Back to school money saving tips

If you have a child that’s starting or returning to school in September, it’s an expensive time of year and you may be concerned about  meeting the costs.

The best way to prepare for these costs is to set out a budget. The National Consumer Agency’s back to school budget planner can help you. It’s also a good idea to check whether you are eligible for Back to School Clothing and Footwear Allowance which helps towards the cost of uniforms and footwear. You can get more information on the conditions you must meet to qualify and how to apply on the Department of Social Protection website.

If your finances are under pressure, the following tips can help you make savings on some of the main back to school costs:


  • Uniforms can be one of the biggest back to school expenses. Talk to your school to see if it operates or knows of a second-hand uniform sale. Some websites also sell second-hand uniforms.
  • Keep an eye out for shops doing special promotions on school uniforms and try to shop around for generic items of clothing like grey skirts or trousers – just because the school crest appears on the jumper doesn’t mean you have to buy the matching plain skirt or trouser from their exclusive supplier. The larger chain stores can be good for these, but bear in mind that stocks don’t last when demand is high so it’s a good idea to buy early rather than waiting till just before the start of the new school year.
  •  If your school requires you to buy an item of clothing with a school crest, ask them if you can purchase the crest and uniform separately to save you money.
  • It can be worth checking with friends or relatives for second hand school coats or blazers which are often not worn much.
  • Label Uniforms. There is nothing more frustrating for a parent who has spent considerable money on purchasing a new uniform at the beginning of the school year than for their child to announce after a few weeks or months that they have lost their jumper or jacket. By labelling the uniform and including a telephone number you considerably increase the odds of the lost item being returned. Put your home number on the label rather than your child’s mobile number – in this way your child’s mobile number will not inadvertently get into the wrong hands.
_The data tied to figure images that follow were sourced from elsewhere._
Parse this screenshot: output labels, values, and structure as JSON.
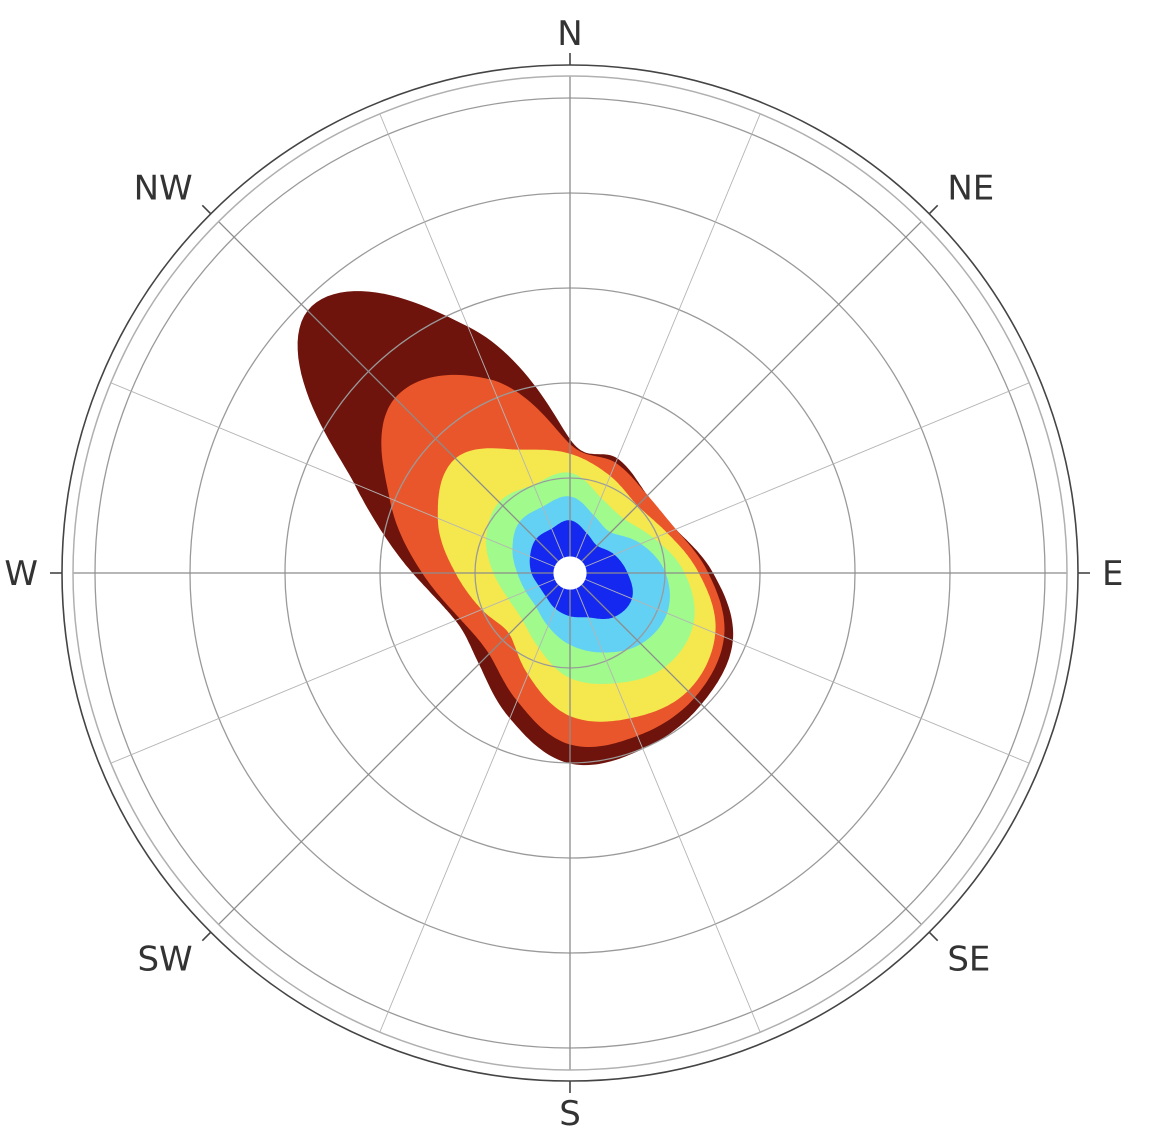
{
  "chart_data": {
    "type": "polar-area",
    "title": "",
    "compass_labels": [
      "N",
      "NE",
      "E",
      "SE",
      "S",
      "SW",
      "W",
      "NW"
    ],
    "grid": true,
    "radial_ticks_visible": false,
    "radial_max": 1.0,
    "radial_grid": [
      0.2,
      0.4,
      0.6,
      0.8
    ],
    "angular_grid_step_deg": 22.5,
    "inner_hole": 0.035,
    "directions_deg": [
      0,
      22.5,
      45,
      67.5,
      90,
      112.5,
      135,
      157.5,
      180,
      202.5,
      225,
      247.5,
      270,
      292.5,
      315,
      337.5
    ],
    "series": [
      {
        "color": "#1428f0",
        "values": [
          0.11,
          0.09,
          0.08,
          0.1,
          0.12,
          0.14,
          0.13,
          0.1,
          0.09,
          0.08,
          0.07,
          0.07,
          0.08,
          0.09,
          0.1,
          0.1
        ]
      },
      {
        "color": "#62d1f4",
        "values": [
          0.16,
          0.13,
          0.12,
          0.16,
          0.2,
          0.22,
          0.21,
          0.18,
          0.15,
          0.12,
          0.1,
          0.1,
          0.11,
          0.13,
          0.15,
          0.15
        ]
      },
      {
        "color": "#a0fa8c",
        "values": [
          0.21,
          0.17,
          0.16,
          0.19,
          0.24,
          0.28,
          0.28,
          0.25,
          0.22,
          0.17,
          0.14,
          0.14,
          0.16,
          0.19,
          0.21,
          0.2
        ]
      },
      {
        "color": "#f5e84e",
        "values": [
          0.25,
          0.22,
          0.2,
          0.22,
          0.27,
          0.33,
          0.35,
          0.33,
          0.3,
          0.23,
          0.18,
          0.2,
          0.24,
          0.3,
          0.34,
          0.28
        ]
      },
      {
        "color": "#ea562b",
        "values": [
          0.27,
          0.25,
          0.23,
          0.24,
          0.29,
          0.35,
          0.37,
          0.37,
          0.36,
          0.29,
          0.24,
          0.25,
          0.31,
          0.41,
          0.52,
          0.44
        ]
      },
      {
        "color": "#6e140c",
        "values": [
          0.28,
          0.26,
          0.23,
          0.24,
          0.3,
          0.37,
          0.39,
          0.4,
          0.4,
          0.33,
          0.27,
          0.26,
          0.33,
          0.49,
          0.78,
          0.56
        ]
      }
    ]
  }
}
  • Consider buying second hand schoolbooks. Before you do, you’ll need to check whether your school specifies a particular edition of a given textbook. If you have to buy brand new books, make sure you shop around. You can compare prices in bookshops and with online retailers, as well as specialised schoolbook websites. Some schoolbook websites also sell second hand books or allow you to sell your books through their websites.
  • If buying new books you can sometimes make savings (typically 10%) if you are organised and buy your books during the summer holidays. But check with your school that there will be no changes to their book-list.
  • Some schools operate book-lending schemes and don’t forget that some books, such as popular classics, are also available from libraries, though lending times can be limited.
  • Don’t forget that you can also sell or swap your child’s old books if they are in good condition.
  • Clients of Galway Maths Grinds can advertise for free that they have books for sale or that they want to buy school textbooks by emailing the details to
  • The same comments above on labelling uniforms apply to putting a name and contact number on books and other equipment.


  • Buying stationery in bulk can be cheaper than buying items one by one. There are usually good offers at back-to-school time, such as bundles of copybooks, pens and notebooks, so, if you can afford it, it might be worth buying what you will need for the year.
  • Consider bulk buying with family, friends or neighbours to bring the cost down further.


  • Packed lunches prepared at home are not only cheaper than shop-bought lunches – they are often more nutritious. Lunch-box products targeted at children can contain large amounts of salt and sugar and generally work out more expensive. A little time spent planning your family’s weekday lunch menu before you do the shopping can reduce food wastage and save you money.
  • You can get tips on making healthy lunches on the safefood website.


  • Most students at sometime require additional help outside of their normal school time for any number of reasons. While often 1-to-1 classes are the most appropriate solution to meet their needs,  this is not always necessary. Savings in fees can be made by taking a class with just one or two other students, and each can still receive a high level of individual attention. Galway Maths Grinds offers this facility subject to being able to match students with similar requirements.
  • As well as combating summer learning loss, taking classes during the summer holiday period may also be cheaper than during the normal school year.